Gross profit rose 13.9% to $257.4 million, expanding the gross‑profit margin by 53 basis points to 24.3%. The margin lift was driven by a 43‑basis‑point improvement in specialty‑food sales and a 110‑basis‑point gain in the center‑of‑the‑plate segment, reflecting stronger pricing and a favorable mix shift toward higher‑margin products.
Earnings per share reached $0.40, beating the consensus estimate of $0.27 by $0.13, a 48% surprise. The beat was largely a result of disciplined cost management and the margin expansion described above, which offset the modest increase in raw‑material costs and allowed the company to maintain profitability even as it grew revenue.
Compared with Q1 2025, net sales increased from $950.7 million to $1.059 billion, while GAAP diluted EPS climbed from $0.25 to $0.40. Adjusted EBITDA grew from $47.5 million to $60.1 million, underscoring the company’s ability to convert revenue growth into operating profit.
Management reaffirmed its fiscal‑2026 outlook, projecting full‑year revenue of $4.35 billion to $4.45 billion and adjusted EBITDA of $276 million to $286 million. The guidance remains unchanged from the prior quarter, indicating confidence in continued demand while acknowledging potential macro‑economic headwinds.
CEO Christopher Pappas noted that “despite some volatility in business due to extreme weather events and the start of the conflict in the Middle East later in the quarter, our businesses continued to grow market share, delivering strong year‑over‑year growth in volume, product penetration, unique customers, revenue and profitability.”
Investors responded favorably to the results, with the EPS beat, revenue beat, and margin expansion serving as key drivers of the positive market reaction.

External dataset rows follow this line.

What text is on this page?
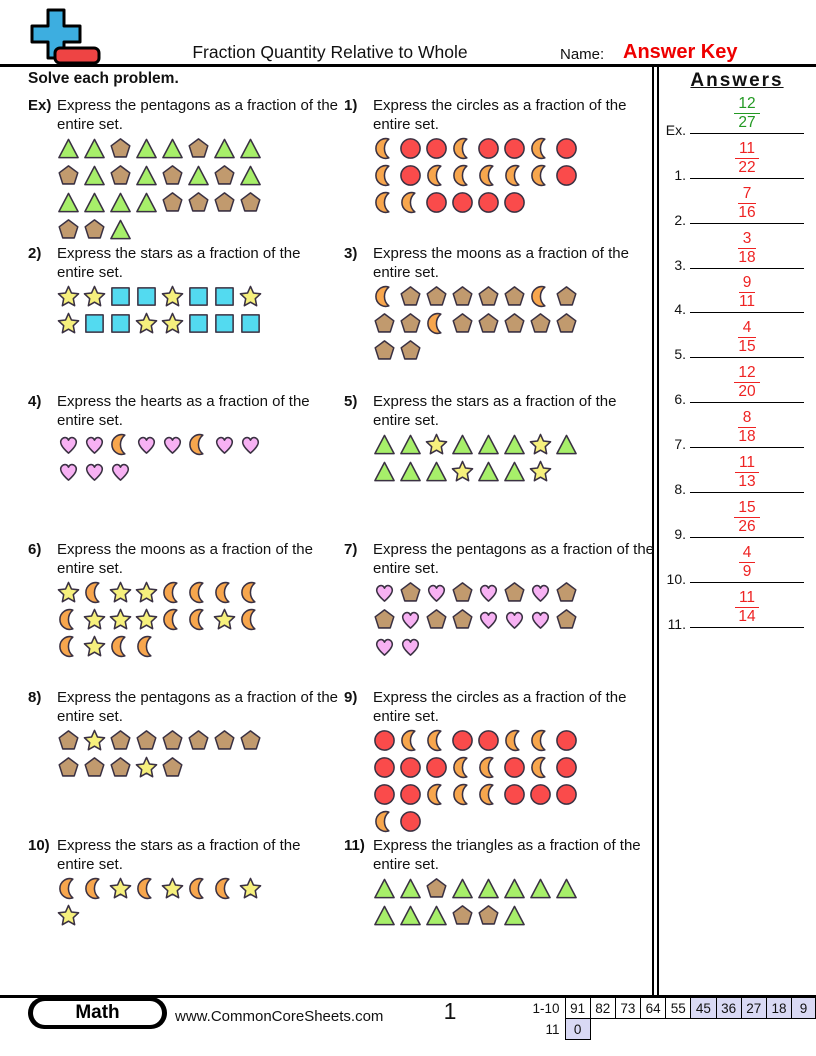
Fraction Quantity Relative to Whole	Name: Answer Key
Solve each problem.	Answers
Ex.	$\frac{12}{27}$
1.	$\frac{11}{22}$
2.	$\frac{7}{16}$
3.	$\frac{3}{18}$
4.	$\frac{9}{11}$
5.	$\frac{4}{15}$
6.	$\frac{12}{20}$
7.	$\frac{8}{18}$
8.	$\frac{11}{13}$
9.	$\frac{15}{26}$
10.	$\frac{4}{9}$
11.	$\frac{11}{14}$
Ex) Express the pentagons as a fraction of the entire set.
1)	Express the circles as a fraction of the entire set.
2)	Express the stars as a fraction of the entire set.
3)	Express the moons as a fraction of the entire set.
4)	Express the hearts as a fraction of the entire set.
5)	Express the stars as a fraction of the entire set.
6)	Express the moons as a fraction of the entire set.
7)	Express the pentagons as a fraction of the entire set.
8)	Express the pentagons as a fraction of the entire set.
9)	Express the circles as a fraction of the entire set.
10) Express the stars as a fraction of the entire set.
11) Express the triangles as a fraction of the entire set.
Math	www.CommonCoreSheets.com	1	1-10	91	82	73	64	55	45	36	27	18	9
11	0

The strong earnings beat reinforced confidence in the company’s pricing power and operational execution.
The company highlighted ongoing tailwinds from the upscale dining sector, while acknowledging that extreme weather and geopolitical tensions could pose short‑term challenges. Nonetheless, the combination of robust demand, disciplined cost control, and a favorable product mix positions The Chefs’ Warehouse to sustain growth and profitability through the remainder of fiscal 2026.
The results underscore the company’s successful margin‑expansion strategy and its ability to navigate external headwinds while maintaining a strong growth trajectory.